MCB Bank Limited reported a profit after tax of Rs54.2 billion for the year ending December 31, 2025, but faced a 2% year-on-year decline in its net interest income due to a nationwide interest rate easing cycle.

The bank’s board, chaired by Mian Mohammad Mansha, also announced a final cash dividend of Rs9.0 per share, concluding the year with one of the industry’s highest total payouts.

The financial results for 2025 show a profit before tax (PBT) of Rs115.5 billion, translating into earnings per share (EPS) of Rs45.73. On a consolidated basis, the PBT reached Rs125.1 billion.

The final dividend declaration of 90% brings the total cash distribution for the year to 360%, building upon the 270% already disbursed to shareholders.

The bank’s net interest income contracted by 2% despite healthy growth in earning assets, as higher volumes were counteracted by yield compression in the lower interest rate environment. Non-markup income also registered a 4% fall to Rs. 35.8 billion.

Within its non-markup streams, fee and commission earnings fell 9% to Rs. 19.3 billion, a decrease primarily attributed to heightened competition in the home remittance segment. This was partly offset by an 11% rise in foreign exchange income to Rs. 10.2 billion and a substantial 45% growth in dividend income, which amounted to Rs. 5.1 billion.

Positive momentum was observed across the bank”s digital channels, with card-related income climbing by 18%. Branch and consumer banking fee incomes expanded by 13% and 16% respectively, spurred by increased customer activity and a higher uptake of financing products.

Operating expenses rose by 12% during the year, a reflection of continued investments in technology, talent development, and brand-building. The institution maintained a cost-to-income ratio of 37.73%.
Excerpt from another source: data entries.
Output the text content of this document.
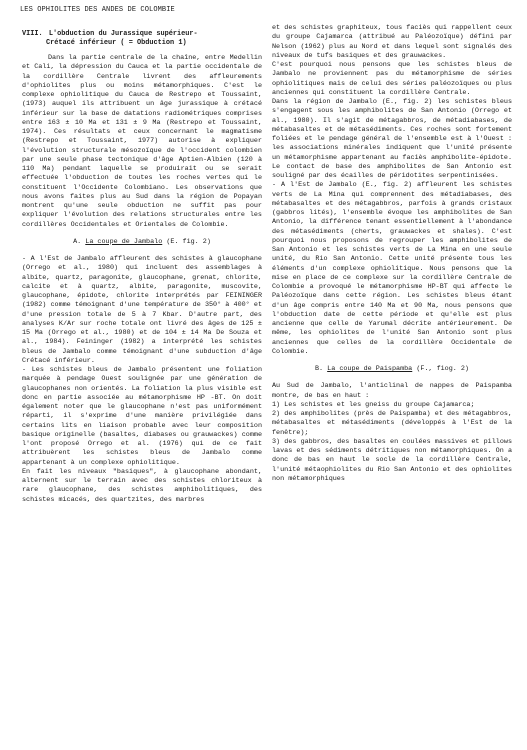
LES OPHIOLITES DES ANDES DE COLOMBIE
VIII. L'obduction du Jurassique supérieur-
Crétacé inférieur ( = Obduction 1)

Dans la partie centrale de la chaîne, entre Medellin et Cali, la dépression du Cauca et la partie occidentale de la cordillère Centrale livrent des affleurements d'ophiolites plus ou moins métamorphiques. C'est le complexe ophiolitique du Cauca de Restrepo et Toussaint, (1973) auquel ils attribuent un âge jurassique à crétacé inférieur sur la base de datations radiométriques comprises entre 163 ± 10 Ma et 131 ± 9 Ma (Restrepo et Toussaint, 1974). Ces résultats et ceux concernant le magmatisme (Restrepo et Toussaint, 1977) autorise à expliquer l'évolution structurale mésozoïque de l'occident colombien par une seule phase tectonique d'âge Aptien-Albien (120 à 110 Ma) pendant laquelle se produirait ou se serait effectuée l'obduction de toutes les roches vertes qui le constituent l'Occidente Colombiano. Les observations que nous avons faites plus au Sud dans la région de Popayan montrent qu'une seule obduction ne suffit pas pour expliquer l'évolution des relations structurales entre les cordillères Occidentales et Orientales de Colombie.

A. La coupe de Jambalo (E. fig. 2)

- A l'Est de Jambalo affleurent des schistes à glaucophane (Orrego et al., 1980) qui incluent des assemblages à albite, quartz, paragonite, glaucophane, grenat, chlorite, calcite et à quartz, albite, paragonite, muscovite, glaucophane, épidote, chlorite interprétés par FEININGER (1982) comme témoignant d'une température de 350° à 400° et d'une pression totale de 5 à 7 Kbar. D'autre part, des analyses K/Ar sur roche totale ont livré des âges de 125 ± 15 Ma (Orrego et al., 1980) et de 104 ± 14 Ma De Souza et al., 1984). Feininger (1982) a interprété les schistes bleus de Jambalo comme témoignant d'une subduction d'âge Crétacé inférieur.

- Les schistes bleus de Jambalo présentent une foliation marquée à pendage Ouest soulignée par une génération de glaucophanes non orientés. La foliation la plus visible est donc en partie associée au métamorphisme HP -BT. On doit également noter que le glaucophane n'est pas uniformément réparti, il s'exprime d'une manière privilégiée dans certains lits en liaison probable avec leur composition basique originelle (basaltes, diabases ou grauwackes) comme l'ont proposé Orrego et al. (1976) qui de ce fait attribuèrent les schistes bleus de Jambalo comme appartenant à un complexe ophiolitique.

En fait les niveaux "basiques", à glaucophane abondant, alternent sur le terrain avec des schistes chloriteux à rare glaucophane, des schistes amphibolitiques, des schistes micacés, des quartzites, des marbres

et des schistes graphiteux, tous faciès qui rappellent ceux du groupe Cajamarca (attribué au Paléozoïque) défini par Nelson (1962) plus au Nord et dans lequel sont signalés des niveaux de tufs basiques et des grauwackes.

C'est pourquoi nous pensons que les schistes bleus de Jambalo ne proviennent pas du métamorphisme de séries ophiolitiques mais de celui des séries paléozoïques ou plus anciennes qui constituent la cordillère Centrale.

Dans la région de Jambalo (E., fig. 2) les schistes bleus s'engagent sous les amphibolites de San Antonio (Orrego et al., 1980). Il s'agit de métagabbros, de métadiabases, de métabasaltes et de métasédiments. Ces roches sont fortement foliées et le pendage général de l'ensemble est à l'Ouest : les associations minérales indiquent que l'unité présente un métamorphisme appartenant au faciès amphibolite-épidote. Le contact de base des amphibolites de San Antonio est souligné par des écailles de péridotites serpentinisées.

- A l'Est de Jambalo (E., fig. 2) affleurent les schistes verts de La Mina qui comprennent des métadiabases, des métabasaltes et des métagabbros, parfois à grands cristaux (gabbros lités), l'ensemble évoque les amphibolites de San Antonio, la différence tenant essentiellement à l'abondance des métasédiments (cherts, grauwackes et shales). C'est pourquoi nous proposons de regrouper les amphibolites de San Antonio et les schistes verts de La Mina en une seule unité, du Rio San Antonio. Cette unité présente tous les éléments d'un complexe ophiolitique. Nous pensons que la mise en place de ce complexe sur la cordillère Centrale de Colombie a provoqué le métamorphisme HP-BT qui affecte le Paléozoïque dans cette région. Les schistes bleus étant d'un âge compris entre 140 Ma et 90 Ma, nous pensons que l'obduction date de cette période et qu'elle est plus ancienne que celle de Yarumal décrite antérieurement. De même, les ophiolites de l'unité San Antonio sont plus anciennes que celles de la cordillère Occidentale de Colombie.

B. La coupe de Paispamba (F., fiog. 2)

Au Sud de Jambalo, l'anticlinal de nappes de Paispamba montre, de bas en haut :

1) Les schistes et les gneiss du groupe Cajamarca;

2) des amphibolites (près de Paispamba) et des métagabbros, métabasaltes et métasédiments (développés à l'Est de la fenêtre);

3) des gabbros, des basaltes en coulées massives et pillows lavas et des sédiments détritiques non métamorphiques. On a donc de bas en haut le socle de la cordillère Centrale, l'unité métaophiolites du Rio San Antonio et des ophiolites non métamorphiques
The institution”s balance sheet expanded significantly, with total assets growing by 20% to reach Rs. 3.25 trillion, propelled by a 67% increase in net investments. Total deposits concluded the year at Rs. 2.26 trillion, bolstered by a record Rs. 274 billion surge in current deposits.

This strategic shift towards no-cost funds, combined with the lower policy rate, slashed the domestic cost of deposits to 4.88% from 9.98% in the previous corresponding year. The bank reported a Return on Assets (RoA) of 1.82% and a Return on Equity (RoE) of 23.02%.

Asset quality remained sound with non-performing loans (NPLs) recorded at Rs. 49.8 billion. The bank’s infection ratio stood at 6.76% with a coverage ratio of 92.47%.

MCB retained an 11% market share in home remittances, processing inflows of approximately USD 4.4 billion during the year.

Capital and liquidity positions remained well above regulatory minimums. The Capital Adequacy Ratio (CAR) stood at 19.53%, while the Liquidity Coverage Ratio (LCR) was 267.35%. In June 2025, the Pakistan Credit Rating Agency (PACRA) reaffirmed the bank”s long-term “AAA” and short-term “A1+” ratings.